In statistics, **quartiles **are values that split up a dataset into four equal parts.

When analyzing a distribution, we’re typically interested in the following quartiles:

- First Quartile (
**Q1**): The value located at the 25th percentile - Second Quartile (
**Q2**): The value located at the 50th percentile - Third Quartile (
**Q3**): The value located at the 75th percentile

You can use the following syntax to calculate the quartiles for a column in a PySpark DataFrame:

#calculate quartiles of 'points' column df.approxQuantile('points', [0.25, 0.5, 0.75], 0)

The following example shows how to use this syntax in practice.
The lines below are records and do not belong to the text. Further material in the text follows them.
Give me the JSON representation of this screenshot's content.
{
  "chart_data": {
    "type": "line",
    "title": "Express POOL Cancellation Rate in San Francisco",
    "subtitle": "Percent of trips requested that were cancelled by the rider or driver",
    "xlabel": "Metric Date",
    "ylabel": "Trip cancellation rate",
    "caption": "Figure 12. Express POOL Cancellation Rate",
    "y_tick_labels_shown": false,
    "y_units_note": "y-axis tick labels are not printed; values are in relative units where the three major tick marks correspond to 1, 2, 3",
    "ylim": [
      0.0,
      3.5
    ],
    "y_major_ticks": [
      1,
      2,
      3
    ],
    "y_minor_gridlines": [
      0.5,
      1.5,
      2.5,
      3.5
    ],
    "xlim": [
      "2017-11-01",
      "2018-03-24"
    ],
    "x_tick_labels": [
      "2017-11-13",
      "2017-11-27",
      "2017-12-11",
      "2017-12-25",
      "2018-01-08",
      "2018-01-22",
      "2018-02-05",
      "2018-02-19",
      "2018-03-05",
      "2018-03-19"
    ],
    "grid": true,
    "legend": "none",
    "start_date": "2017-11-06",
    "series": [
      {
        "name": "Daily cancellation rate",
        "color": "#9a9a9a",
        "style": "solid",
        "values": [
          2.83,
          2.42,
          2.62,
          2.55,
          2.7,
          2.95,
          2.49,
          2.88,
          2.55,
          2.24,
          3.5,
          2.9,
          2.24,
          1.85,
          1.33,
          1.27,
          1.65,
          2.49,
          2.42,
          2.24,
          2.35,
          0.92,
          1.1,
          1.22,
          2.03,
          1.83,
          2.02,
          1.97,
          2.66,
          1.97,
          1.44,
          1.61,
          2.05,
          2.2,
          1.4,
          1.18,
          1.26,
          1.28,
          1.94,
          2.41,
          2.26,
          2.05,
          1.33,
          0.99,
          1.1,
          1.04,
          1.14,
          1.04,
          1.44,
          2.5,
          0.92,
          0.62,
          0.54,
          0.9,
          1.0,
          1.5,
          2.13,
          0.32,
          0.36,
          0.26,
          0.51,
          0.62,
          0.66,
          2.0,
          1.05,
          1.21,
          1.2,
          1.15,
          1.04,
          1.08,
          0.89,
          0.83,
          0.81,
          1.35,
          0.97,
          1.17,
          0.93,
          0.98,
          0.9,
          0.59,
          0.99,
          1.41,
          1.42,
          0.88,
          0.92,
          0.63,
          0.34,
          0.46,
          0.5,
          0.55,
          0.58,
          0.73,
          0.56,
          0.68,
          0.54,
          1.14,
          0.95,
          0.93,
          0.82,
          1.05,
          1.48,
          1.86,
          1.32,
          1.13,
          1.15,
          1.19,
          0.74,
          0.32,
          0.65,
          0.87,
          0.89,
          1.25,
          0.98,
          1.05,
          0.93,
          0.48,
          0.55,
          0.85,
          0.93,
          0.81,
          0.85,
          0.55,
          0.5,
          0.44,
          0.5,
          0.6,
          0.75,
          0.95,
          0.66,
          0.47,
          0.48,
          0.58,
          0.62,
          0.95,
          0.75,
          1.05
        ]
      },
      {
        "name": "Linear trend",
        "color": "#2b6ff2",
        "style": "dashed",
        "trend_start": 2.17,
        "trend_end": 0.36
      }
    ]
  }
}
**Example: How to Calculate Quartiles in PySpark**

Suppose we have the following PySpark DataFrame that contains information about points scored by various basketball players:

**from pyspark.sql import SparkSession
spark = SparkSession.builder.getOrCreate()
#define data
data = [['Mavs', 18],
['Nets', 33],
['Lakers', 12],
['Kings', 15],
['Hawks', 19],
['Wizards', 24],
['Magic', 28],
['Jazz', 40],
['Thunder', 24],
['Spurs', 13]]
#define column names
columns = ['team', 'points']
#create dataframe using data and column names
df = spark.createDataFrame(data, columns)
#view dataframe
df.show()
+-------+------+
| team|points|
+-------+------+
| Mavs| 18|
| Nets| 33|
| Lakers| 12|
| Kings| 15|
| Hawks| 19|
|Wizards| 24|
| Magic| 28|
| Jazz| 40|
|Thunder| 24|
| Spurs| 13|
+-------+------+
**

We can use the following syntax to calculate the quartiles for the **points** column:

**#calculate quartiles of 'points' column
df.approxQuantile('points', [0.25, 0.5, 0.75], 0)
[15.0, 19.0, 28.0]
**

From the output we can see:

- The first quartile is located at
**15**. - The second quartile is located at
**19**. - The third quartile is located at
**28**.

By knowing only these three values, we can have a good understanding of the distribution of values in the **points** column.

**Note**: You can find the complete documentation for the PySpark **approxQuantile** function here.